Dari pendapat Kuhn tersebut bisa dikatakan bahwa filsafat ilmu harus berguru kepada sejarah ilmu, sehingga seorang ilmuan dapat memahami hakikat ilmu dan aktivitas ilmiah yang sesungguhnya. Thomas Samuel Kuhn mula-mula meniti karirnya sebagai ahli fisika, tetapi kemudian mendalami sejarah ilmu. Lewat tulisannya, The Structure of Scientific Revolutions, ia menjadi seorang penganjur yang gigih yang berusaha meyakinkan bahwa titik pangkal segala penyelidikan adalah berguru pada sejarah ilmu. Sebagai penulis sejarah dan sosiolog ilmu kuhn mendekati ilmu secara eksternal. Kuhn dengan mendasarkan pada sejarah ilmu, justru berpendapat bahwa terjadinya perubahan-perubahan yang berarti tidak pernah terjadi berdasarkan upaya empiris untuk membuktikan salah (falsifikasi) suatu teori atau sistem, melainkan berlangsung melalui revolusi-revolusi ilmiah.

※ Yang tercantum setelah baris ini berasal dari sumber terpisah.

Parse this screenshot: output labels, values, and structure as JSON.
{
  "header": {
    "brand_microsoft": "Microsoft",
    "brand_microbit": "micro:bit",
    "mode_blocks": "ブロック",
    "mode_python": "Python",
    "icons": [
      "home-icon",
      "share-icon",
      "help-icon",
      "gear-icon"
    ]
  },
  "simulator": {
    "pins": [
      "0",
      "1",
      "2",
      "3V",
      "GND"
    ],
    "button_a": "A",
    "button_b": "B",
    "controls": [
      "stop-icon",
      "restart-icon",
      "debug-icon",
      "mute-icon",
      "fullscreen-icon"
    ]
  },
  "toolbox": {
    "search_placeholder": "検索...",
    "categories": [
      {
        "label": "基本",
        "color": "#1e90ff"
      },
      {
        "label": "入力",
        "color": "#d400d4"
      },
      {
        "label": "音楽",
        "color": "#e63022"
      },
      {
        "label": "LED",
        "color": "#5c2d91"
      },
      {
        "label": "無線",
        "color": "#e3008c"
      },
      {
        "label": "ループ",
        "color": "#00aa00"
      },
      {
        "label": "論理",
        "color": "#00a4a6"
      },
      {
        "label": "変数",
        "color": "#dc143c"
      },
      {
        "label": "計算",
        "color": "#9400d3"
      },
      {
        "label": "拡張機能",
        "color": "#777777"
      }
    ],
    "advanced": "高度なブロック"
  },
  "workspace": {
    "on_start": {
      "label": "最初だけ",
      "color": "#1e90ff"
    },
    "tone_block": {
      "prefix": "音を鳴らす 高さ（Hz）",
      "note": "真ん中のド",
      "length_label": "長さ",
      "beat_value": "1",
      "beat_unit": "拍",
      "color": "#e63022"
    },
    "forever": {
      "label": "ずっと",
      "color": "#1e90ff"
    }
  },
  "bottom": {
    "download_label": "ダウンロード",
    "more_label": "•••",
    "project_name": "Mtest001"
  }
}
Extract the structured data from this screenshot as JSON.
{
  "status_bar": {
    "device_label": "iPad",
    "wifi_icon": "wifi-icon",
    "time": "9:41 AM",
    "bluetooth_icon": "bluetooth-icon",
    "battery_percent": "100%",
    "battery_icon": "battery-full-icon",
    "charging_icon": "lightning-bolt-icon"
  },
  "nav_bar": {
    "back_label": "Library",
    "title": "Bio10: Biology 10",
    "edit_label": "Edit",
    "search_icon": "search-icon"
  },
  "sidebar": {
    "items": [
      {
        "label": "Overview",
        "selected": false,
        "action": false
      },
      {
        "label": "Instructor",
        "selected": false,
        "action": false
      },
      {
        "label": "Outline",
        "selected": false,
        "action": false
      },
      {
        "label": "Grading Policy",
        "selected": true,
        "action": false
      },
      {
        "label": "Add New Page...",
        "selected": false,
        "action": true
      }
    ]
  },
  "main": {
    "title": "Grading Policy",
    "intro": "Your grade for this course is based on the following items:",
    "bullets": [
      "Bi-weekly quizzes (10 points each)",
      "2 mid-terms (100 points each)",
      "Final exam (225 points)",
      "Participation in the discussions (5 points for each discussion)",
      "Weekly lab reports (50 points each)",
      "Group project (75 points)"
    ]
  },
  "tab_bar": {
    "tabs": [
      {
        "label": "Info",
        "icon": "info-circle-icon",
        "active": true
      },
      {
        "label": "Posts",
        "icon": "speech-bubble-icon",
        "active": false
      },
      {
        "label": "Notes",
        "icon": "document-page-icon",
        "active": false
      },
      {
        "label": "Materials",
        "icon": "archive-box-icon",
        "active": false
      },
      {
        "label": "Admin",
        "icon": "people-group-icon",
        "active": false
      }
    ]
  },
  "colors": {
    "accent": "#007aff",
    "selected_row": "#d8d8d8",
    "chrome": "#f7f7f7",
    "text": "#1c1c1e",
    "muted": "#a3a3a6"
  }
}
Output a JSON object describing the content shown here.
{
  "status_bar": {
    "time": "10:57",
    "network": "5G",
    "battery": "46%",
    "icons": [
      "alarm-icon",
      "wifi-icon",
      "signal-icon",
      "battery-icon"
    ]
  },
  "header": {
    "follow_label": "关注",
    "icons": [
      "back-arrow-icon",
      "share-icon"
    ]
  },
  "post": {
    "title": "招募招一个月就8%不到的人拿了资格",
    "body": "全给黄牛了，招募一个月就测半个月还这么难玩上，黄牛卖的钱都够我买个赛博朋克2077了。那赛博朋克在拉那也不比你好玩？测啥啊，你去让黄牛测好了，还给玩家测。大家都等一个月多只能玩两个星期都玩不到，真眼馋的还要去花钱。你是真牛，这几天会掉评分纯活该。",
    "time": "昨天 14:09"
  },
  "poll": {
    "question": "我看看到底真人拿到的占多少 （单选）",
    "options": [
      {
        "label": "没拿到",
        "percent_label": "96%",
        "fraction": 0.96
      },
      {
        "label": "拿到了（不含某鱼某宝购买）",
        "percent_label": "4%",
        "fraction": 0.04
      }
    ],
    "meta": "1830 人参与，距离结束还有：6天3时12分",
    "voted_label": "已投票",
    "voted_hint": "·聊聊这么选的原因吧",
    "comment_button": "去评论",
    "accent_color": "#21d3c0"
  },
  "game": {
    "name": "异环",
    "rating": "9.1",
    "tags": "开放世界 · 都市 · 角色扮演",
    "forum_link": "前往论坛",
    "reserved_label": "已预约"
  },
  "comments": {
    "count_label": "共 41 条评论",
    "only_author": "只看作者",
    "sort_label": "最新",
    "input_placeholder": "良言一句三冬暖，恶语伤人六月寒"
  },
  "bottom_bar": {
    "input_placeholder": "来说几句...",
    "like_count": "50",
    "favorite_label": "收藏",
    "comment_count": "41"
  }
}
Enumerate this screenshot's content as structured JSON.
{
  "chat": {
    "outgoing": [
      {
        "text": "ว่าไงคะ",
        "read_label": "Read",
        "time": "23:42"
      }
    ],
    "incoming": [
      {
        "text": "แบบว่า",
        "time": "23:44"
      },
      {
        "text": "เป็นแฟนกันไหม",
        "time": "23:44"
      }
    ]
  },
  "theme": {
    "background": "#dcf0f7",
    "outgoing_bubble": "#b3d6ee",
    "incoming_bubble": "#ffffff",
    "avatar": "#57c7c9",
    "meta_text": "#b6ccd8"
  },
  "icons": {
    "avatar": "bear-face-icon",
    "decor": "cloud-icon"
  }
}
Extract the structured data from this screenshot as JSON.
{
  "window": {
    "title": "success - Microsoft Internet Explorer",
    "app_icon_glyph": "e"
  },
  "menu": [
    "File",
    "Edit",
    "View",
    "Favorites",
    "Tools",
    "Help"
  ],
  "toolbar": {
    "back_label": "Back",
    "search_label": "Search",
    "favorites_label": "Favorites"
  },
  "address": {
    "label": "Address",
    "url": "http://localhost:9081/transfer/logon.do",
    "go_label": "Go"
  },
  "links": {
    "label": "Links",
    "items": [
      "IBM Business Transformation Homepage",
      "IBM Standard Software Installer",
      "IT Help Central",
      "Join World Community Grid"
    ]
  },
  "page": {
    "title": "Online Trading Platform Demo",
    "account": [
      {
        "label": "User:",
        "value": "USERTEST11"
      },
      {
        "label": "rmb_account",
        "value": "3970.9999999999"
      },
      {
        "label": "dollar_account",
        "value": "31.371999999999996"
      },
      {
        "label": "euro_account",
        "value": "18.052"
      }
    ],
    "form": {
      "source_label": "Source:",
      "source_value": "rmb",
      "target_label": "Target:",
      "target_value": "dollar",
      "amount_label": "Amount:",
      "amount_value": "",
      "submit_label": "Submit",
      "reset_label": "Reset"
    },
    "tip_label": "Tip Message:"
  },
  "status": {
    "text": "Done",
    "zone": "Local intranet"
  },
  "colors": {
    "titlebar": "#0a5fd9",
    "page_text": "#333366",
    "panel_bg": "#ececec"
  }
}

Kuhn memakai istilah paradigma untuk mengambarkan sistem keyakinan yang mendasari upaya pemecahan teka-teki di dalam ilmu. Fokus pemikiran Kuhn menyatakan bahwa perkembangan sains berlaku pada apa yang disebut paradigm ilmu. Menurut Kuhn paradigm ilmu adalah suatu kerangka teoritis, atau suatu cara memandang dan memahami alam, yang telah digunakan sebagai sekelompok ilmuan sebagai pandangan dunianya. Paradigma ilmu berfungsi seabagai lensa yang melaluinya para ilmuan dapat mengamati dan memahami masalah-masalah ilmiah dalam bidang masing-masing dan jawaban-jawaban ilmiah terhadap masalah – masalah tersebut.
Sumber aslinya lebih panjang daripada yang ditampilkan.